Indeed, Tradition tells that the vision of Abraham also foretold of the successive dominions that will rule the world after Babylon (the first dominion), and links it to the text of Daniel:


Rabbi Eliezer said: The Holy One, blessed be He, showed to our father Abraham at the Covenant between the Pieces the four kingdoms, their dominion and their downfall, as it is said, "And He said unto him, Take me a female calf of three years old, and a she-goat of three years old." 


An ‘female calf of three years old' refers to the kingdom of Edom, which is like the calf of a sheep. And 'a she-goat of three years old' refers to the kingdom of Greece, as it is said: 'And the he-goat magnified himself exceedingly' (Daniel 8:8).


And 'a ram of three years old': this is the kingdom of Media and Persia, as it is said: 'And the ram which you saw that had the two horns, they are the kings of Media and Persia' (Daniel 8:20).

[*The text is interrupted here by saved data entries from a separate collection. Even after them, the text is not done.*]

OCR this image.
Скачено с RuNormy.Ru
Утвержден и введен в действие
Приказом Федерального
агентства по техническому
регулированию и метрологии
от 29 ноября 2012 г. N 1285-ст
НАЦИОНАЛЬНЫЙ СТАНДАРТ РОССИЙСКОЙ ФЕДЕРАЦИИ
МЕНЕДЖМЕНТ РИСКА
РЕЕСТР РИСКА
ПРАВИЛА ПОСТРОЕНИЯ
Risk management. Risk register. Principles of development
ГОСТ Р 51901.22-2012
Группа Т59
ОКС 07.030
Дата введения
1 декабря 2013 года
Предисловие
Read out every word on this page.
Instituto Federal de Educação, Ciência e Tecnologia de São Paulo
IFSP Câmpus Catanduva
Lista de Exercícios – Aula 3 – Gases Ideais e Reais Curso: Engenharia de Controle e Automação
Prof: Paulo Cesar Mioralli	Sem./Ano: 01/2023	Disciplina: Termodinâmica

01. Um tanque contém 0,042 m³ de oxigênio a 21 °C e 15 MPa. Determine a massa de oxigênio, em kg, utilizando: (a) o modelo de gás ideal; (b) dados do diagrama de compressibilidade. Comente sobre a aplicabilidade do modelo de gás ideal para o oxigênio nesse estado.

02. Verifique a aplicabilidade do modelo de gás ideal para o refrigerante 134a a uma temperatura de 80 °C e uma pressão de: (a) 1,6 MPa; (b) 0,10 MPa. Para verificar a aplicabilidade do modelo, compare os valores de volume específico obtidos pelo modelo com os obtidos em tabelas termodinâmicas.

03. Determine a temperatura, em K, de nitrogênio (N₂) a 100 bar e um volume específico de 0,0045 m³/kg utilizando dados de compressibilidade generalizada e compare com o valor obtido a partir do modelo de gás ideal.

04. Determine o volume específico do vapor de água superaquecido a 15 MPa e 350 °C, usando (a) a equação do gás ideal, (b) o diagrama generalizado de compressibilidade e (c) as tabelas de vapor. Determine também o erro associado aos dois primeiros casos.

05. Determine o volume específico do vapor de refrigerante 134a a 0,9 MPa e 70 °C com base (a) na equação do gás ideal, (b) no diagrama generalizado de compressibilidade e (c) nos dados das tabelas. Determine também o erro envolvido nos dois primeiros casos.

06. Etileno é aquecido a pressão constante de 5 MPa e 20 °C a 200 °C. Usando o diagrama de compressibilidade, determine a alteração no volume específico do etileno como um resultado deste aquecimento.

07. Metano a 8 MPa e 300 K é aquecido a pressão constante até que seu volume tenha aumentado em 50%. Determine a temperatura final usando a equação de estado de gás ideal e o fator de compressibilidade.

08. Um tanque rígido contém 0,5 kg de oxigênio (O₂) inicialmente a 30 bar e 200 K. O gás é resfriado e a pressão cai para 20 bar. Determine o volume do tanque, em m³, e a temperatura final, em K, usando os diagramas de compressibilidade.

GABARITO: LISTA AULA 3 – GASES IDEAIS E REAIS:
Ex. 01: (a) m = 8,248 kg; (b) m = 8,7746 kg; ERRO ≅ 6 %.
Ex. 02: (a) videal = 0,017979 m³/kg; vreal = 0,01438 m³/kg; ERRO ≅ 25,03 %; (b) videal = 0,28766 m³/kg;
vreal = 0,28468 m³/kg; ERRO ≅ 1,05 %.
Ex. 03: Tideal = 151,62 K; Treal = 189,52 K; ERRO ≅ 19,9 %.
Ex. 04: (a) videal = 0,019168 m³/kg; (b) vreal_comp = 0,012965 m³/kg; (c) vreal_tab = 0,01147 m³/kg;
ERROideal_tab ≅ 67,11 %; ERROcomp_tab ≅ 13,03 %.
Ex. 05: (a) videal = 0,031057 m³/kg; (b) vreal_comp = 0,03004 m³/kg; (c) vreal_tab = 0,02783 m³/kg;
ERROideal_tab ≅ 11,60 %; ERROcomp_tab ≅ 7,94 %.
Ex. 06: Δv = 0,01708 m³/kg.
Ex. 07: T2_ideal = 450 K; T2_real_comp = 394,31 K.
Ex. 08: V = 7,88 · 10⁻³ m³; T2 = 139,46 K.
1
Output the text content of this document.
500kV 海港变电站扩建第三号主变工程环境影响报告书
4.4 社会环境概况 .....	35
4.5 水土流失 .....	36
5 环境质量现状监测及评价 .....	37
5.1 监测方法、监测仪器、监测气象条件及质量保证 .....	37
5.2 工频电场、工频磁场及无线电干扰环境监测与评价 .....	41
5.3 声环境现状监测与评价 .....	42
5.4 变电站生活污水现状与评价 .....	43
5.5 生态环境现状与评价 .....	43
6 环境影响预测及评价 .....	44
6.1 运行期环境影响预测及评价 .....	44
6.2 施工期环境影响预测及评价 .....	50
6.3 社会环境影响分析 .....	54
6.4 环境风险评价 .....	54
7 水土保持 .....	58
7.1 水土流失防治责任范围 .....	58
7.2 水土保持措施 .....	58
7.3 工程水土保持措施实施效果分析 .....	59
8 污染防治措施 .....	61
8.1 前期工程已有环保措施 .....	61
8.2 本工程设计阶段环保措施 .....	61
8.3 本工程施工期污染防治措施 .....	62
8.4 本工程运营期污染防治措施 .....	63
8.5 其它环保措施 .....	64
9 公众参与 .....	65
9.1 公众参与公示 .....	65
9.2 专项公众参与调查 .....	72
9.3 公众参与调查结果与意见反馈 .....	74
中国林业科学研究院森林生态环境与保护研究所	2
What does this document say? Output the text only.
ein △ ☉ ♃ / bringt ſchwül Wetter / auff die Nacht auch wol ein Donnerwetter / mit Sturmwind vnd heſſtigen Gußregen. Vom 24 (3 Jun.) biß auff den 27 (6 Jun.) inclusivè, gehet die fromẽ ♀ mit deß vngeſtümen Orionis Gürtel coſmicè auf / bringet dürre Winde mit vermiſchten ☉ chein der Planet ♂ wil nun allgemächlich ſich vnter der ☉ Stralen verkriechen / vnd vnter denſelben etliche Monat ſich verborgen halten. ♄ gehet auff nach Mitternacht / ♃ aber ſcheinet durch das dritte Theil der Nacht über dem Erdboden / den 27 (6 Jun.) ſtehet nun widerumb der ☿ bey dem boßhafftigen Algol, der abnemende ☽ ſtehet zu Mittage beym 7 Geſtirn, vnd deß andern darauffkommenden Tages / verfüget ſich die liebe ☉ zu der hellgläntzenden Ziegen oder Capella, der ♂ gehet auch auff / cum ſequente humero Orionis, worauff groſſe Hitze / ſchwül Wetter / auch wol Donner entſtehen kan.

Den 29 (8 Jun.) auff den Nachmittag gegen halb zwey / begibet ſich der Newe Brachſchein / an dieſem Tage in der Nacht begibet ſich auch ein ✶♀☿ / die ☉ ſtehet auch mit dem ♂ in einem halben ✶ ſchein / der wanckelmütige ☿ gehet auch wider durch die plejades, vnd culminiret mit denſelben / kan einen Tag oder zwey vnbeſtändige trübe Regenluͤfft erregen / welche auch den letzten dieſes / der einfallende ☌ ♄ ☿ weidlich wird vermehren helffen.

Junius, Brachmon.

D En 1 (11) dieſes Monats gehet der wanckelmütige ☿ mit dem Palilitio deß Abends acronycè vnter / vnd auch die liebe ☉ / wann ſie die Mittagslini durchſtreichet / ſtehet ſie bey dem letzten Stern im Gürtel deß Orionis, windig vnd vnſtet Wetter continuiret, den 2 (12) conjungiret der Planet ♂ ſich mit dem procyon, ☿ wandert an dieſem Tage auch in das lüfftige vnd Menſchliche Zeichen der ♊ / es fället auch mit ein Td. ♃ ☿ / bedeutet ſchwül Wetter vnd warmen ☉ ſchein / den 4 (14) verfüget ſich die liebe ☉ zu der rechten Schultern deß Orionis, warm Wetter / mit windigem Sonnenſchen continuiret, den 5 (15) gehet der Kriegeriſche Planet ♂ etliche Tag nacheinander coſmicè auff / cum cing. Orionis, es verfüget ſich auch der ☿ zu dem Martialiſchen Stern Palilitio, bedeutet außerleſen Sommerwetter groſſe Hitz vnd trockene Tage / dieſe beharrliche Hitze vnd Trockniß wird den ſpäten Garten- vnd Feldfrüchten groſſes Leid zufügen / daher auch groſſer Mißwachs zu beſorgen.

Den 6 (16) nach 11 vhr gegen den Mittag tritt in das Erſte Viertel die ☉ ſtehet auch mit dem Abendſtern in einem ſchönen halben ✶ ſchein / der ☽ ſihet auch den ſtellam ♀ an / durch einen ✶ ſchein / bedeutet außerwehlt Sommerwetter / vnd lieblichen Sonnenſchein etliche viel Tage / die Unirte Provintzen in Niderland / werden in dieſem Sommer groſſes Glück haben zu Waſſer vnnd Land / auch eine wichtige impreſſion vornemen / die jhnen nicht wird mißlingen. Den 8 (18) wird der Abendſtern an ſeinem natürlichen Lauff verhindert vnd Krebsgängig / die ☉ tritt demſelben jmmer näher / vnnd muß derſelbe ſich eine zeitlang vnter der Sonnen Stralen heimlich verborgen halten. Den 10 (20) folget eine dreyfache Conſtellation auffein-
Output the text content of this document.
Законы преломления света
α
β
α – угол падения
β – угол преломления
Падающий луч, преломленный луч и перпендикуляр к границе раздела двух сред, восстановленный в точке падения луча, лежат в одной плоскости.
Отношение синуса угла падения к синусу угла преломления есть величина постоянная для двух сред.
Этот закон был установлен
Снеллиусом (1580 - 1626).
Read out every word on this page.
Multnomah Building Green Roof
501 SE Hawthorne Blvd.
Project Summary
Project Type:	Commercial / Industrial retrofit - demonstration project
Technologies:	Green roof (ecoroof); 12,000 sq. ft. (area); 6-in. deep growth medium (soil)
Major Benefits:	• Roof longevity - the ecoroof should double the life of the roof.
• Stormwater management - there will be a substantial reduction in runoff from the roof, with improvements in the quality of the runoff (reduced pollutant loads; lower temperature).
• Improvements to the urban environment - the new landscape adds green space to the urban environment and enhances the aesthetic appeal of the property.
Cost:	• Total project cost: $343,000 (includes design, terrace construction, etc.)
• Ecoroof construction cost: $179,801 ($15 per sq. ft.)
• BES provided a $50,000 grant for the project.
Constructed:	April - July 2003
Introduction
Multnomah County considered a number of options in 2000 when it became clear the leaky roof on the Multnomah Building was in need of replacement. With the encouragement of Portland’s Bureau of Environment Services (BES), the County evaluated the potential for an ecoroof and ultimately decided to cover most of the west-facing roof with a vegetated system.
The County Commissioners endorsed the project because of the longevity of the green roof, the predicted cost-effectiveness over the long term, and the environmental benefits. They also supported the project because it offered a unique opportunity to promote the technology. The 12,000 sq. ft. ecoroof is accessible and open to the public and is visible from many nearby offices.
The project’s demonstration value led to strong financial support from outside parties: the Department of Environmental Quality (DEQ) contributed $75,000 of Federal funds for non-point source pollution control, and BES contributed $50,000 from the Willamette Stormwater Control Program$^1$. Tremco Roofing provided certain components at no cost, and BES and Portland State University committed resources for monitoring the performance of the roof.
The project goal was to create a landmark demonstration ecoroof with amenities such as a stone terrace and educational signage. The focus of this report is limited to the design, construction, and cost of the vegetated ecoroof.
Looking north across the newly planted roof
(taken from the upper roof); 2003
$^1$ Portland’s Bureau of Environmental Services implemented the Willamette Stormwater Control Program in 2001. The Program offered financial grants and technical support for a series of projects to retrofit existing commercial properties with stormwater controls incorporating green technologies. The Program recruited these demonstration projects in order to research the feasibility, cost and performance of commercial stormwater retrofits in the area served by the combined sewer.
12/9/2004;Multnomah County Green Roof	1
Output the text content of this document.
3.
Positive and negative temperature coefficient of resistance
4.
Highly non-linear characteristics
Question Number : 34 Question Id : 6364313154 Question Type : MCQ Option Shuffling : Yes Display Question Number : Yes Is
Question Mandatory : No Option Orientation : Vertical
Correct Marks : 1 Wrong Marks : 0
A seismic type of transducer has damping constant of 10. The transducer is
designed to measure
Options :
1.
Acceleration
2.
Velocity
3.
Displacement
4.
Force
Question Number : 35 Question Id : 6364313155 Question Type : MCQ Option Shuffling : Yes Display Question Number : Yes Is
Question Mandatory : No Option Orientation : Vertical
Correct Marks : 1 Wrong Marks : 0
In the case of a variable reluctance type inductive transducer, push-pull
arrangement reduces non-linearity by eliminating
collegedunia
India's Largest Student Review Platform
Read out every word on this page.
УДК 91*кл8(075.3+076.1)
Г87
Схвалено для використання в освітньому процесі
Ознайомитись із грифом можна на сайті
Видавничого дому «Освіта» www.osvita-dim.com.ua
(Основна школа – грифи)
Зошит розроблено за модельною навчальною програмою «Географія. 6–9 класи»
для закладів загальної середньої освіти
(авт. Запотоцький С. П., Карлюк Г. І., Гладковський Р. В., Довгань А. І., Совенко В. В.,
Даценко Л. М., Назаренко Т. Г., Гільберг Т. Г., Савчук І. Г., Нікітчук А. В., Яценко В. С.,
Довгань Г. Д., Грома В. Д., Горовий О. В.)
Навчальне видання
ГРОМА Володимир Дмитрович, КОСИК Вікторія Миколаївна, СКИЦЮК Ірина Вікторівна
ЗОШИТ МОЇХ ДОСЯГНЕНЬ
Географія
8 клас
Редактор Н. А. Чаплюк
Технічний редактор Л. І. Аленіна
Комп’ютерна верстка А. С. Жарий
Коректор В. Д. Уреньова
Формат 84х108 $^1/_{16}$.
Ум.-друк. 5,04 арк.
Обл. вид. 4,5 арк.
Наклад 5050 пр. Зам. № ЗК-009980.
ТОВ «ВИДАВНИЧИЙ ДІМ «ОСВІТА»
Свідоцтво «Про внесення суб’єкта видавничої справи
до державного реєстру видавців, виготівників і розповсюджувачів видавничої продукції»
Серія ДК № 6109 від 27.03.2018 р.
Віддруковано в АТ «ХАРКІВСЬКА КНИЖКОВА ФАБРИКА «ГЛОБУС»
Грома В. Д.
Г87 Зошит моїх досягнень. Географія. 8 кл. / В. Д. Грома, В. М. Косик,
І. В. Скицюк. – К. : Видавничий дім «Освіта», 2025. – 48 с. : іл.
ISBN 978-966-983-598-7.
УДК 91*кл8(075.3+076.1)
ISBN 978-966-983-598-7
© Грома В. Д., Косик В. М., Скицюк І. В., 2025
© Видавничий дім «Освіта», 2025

And 'a turtledove', this refers to the sons of Ishmael. This expression is not to be understood in the literal meaning of the word 'Tor' (תור) (for turtledove), but in the Aramaic language, in which 'Tor' means Ox, for when the male ox is harnessed to the female, they will open and break all the valleys, even as it says (about) 'the fourth beast' (Daniel 7:19). 


And 'a young pigeon' (גוזל) refers to the Israelites who are compared to a young pigeon (יונה), as it is said: 'O my dove (יונתי), you are in the clefts of the rock, for your voice is pleasant in prayer, and your appearance is beautiful in good deeds' (Song of Songs 2:14). And 'a young pigeon' refers to the Israelites, who are compared to a young pigeon 'My dove (יונתי), my perfect (one), is (but) one' (Song of Songs 6:9). (Pirkei de-rabbi Eliezer, chapter 28)


Note that Edom is traditionally the ancestor of Rome/Christianity, and is here compared to a female calf, or an ‘heifer’. As of Islam, it is the last to rise in the world. This prophecy is about 2000 years old, before Islam.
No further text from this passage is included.